In the spring of 1930, the inhabitants of Peshawar protested the arrest of some of the Badshah’s lieutenants by declaring a general strike and massing in the town center, the Kissa Khani Bazaar.  The British troops fired at the crowd, which refused to leave.  More volleys ensued, but the Badshah’s followers, who had been trained in his army of spiritual power, the Khudai Khidmatgars, stood their ground as one front row fell to the bullets only to be followed by another front row of people who moved up to replace them.  According to the account of this decisive battle by Gene Sharp of Harvard, “When those in the front fell down wounded by the shots, those behind came forward with their breasts bared and exposed themselves to the fire, so much so that some people got as many as 21 bullet wounds in their bodies.”  According to the official view, “this state of things continued from 11 in the morning to 5 in the afternoon.”  When some of the elite Indian troops in the British army refused to fire any more, they were hand-cuffed, and imprisoned, and one was sentenced to banishment in an overseas penal colony for life.
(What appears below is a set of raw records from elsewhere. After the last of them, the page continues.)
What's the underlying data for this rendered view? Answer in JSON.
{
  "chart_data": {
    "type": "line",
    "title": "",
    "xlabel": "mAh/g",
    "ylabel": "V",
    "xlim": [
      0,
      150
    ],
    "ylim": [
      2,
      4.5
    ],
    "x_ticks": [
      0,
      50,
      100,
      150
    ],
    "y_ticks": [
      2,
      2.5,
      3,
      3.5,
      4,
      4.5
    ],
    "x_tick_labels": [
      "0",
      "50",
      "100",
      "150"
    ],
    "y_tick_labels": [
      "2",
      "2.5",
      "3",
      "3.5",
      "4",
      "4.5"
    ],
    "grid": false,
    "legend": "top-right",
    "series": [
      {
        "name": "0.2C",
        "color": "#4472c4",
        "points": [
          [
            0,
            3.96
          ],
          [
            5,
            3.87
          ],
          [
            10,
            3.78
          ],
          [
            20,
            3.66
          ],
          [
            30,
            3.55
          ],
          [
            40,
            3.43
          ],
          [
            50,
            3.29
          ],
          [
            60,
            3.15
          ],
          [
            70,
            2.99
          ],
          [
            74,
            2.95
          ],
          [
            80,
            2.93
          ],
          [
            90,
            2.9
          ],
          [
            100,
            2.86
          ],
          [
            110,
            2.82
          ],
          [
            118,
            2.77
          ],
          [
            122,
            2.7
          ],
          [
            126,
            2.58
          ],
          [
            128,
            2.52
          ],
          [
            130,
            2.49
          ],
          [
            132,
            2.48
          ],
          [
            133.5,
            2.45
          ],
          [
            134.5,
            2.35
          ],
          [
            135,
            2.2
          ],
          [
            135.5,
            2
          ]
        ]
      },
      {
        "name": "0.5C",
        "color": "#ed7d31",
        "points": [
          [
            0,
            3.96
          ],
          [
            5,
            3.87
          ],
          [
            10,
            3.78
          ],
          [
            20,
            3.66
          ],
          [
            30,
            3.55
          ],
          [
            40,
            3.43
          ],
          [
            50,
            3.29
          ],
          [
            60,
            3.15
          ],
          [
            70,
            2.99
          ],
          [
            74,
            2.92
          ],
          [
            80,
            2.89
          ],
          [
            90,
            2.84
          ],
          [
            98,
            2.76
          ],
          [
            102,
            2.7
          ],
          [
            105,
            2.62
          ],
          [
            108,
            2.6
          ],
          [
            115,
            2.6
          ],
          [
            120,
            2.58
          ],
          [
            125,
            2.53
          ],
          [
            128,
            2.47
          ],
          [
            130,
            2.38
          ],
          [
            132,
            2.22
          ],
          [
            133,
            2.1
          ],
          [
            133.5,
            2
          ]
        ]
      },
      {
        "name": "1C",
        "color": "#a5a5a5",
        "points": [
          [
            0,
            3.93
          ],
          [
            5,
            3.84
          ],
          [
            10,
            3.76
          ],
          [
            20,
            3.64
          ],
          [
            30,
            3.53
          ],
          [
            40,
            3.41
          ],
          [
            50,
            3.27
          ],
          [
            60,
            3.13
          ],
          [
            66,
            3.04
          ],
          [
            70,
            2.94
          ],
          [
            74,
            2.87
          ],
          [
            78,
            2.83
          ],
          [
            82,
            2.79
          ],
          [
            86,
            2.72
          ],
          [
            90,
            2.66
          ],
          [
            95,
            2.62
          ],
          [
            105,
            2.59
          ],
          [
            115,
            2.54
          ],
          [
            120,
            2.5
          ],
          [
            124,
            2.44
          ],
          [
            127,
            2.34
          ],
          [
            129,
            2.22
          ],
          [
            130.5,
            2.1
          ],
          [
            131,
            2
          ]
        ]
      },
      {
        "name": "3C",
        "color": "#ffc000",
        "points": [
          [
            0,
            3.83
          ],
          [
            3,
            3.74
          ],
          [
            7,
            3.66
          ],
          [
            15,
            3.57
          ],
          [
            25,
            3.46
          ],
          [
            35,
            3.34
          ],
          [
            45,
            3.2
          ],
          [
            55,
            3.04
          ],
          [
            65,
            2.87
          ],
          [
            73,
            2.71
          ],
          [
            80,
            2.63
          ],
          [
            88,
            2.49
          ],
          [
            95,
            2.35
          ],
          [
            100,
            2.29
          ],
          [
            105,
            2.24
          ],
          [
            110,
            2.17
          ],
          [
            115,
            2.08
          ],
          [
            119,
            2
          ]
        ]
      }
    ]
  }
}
The impact of this daring battle of non-violence was so great in Britain that some historians say it spelled the death-knell of the entire British Empire.  Could such a strategy produce the same affect on Americans today?  Unfortunately, almost no Muslims nowadays remember the Badshah Khan and, even if they did, few would take his satyagraha or spiritual power seriously.

The Jihad al Kabir

In Islam there are three kinds of Jihad.  The first two are found in the hadith or history of the sayings and actions of the Prophet Muhammad (pbuh).  These are the Jihad al Akbar or greatest Jihad, which is the struggle to overcome one’s unruly self.  The second is the lesser Jihad, the Jihad al saghir or asghar, which is the armed battle to defend the human rights of one’s own people and of people everywhere.  The third Jihad, mentioned only by the word of God in the Qur’an, is the Jihad al Kabir or Great Jihad.  This Jihad is called for in the exhortation wa jihidhum bihi jihadan kabiran, which means “struggle with it [divine revelation] in a great struggle.”  This is the intellectual Jihad, which normally follows the first two.

In the modern era, when the instinct to defend oneself with armed force can be self-defeating, the call to a great Jihad requires Muslim intellectuals to counter the impending clash of civilizations by providing the intellectual basis for cooperation among civilizations in the articulation of common principles and the pursuit of common goals.

The scholars of Islam have a four-fold task, which is to: 1) develop a framework of thought consistent with the universal principles of classical America’s founders and of the classical scholars of Islam (every one of whom was imprisoned for daring to say that the emperor has no clothes); 2) address the major issues of conscience in the world within the framework of these principles, known to Muslims as the maqasid al shari’ah; 3) enlist the leaders of interfaith dialogue, without which there can be no real civilizational cooperation and renewal; and 4) from this position of strength, engage the deep but destructive thinkers, who otherwise will develop a counter-culture on their own, cut off from the perennial wisdom that produces civilization.  The challenge to the Muslim umma or community worldwide is nothing less than to mount a movement of global civilizational renewal at a time when the barbarians are not only at the gates of civilization but entrenching themselves inside.

Both Muslims and those of all the world religions should take heart in the reminder by the Archbishop of Canterbury on September 13th that the Statue of Liberty in New York harbor is still “shining brightly as ever.”  He concluded his message to the American people, however, with the profound warning that “the tree of liberty must be planted in the soil of justice.”  


Dr. Robert Dickson Crane is president of the Islamic Institute for Strategic Studies.  His works include “The Muslim Challenge in America and the World,” 35 pp. and “The Grand Strategy of Justice,” 83 pp., both are selected policy papers.  His books include Planning the Future of Saudi Arabia (Holt, Rinehart, and Winston, CBS, 1978) and Shaping the Future: Challenge and Response (Tapestry Press, 1997).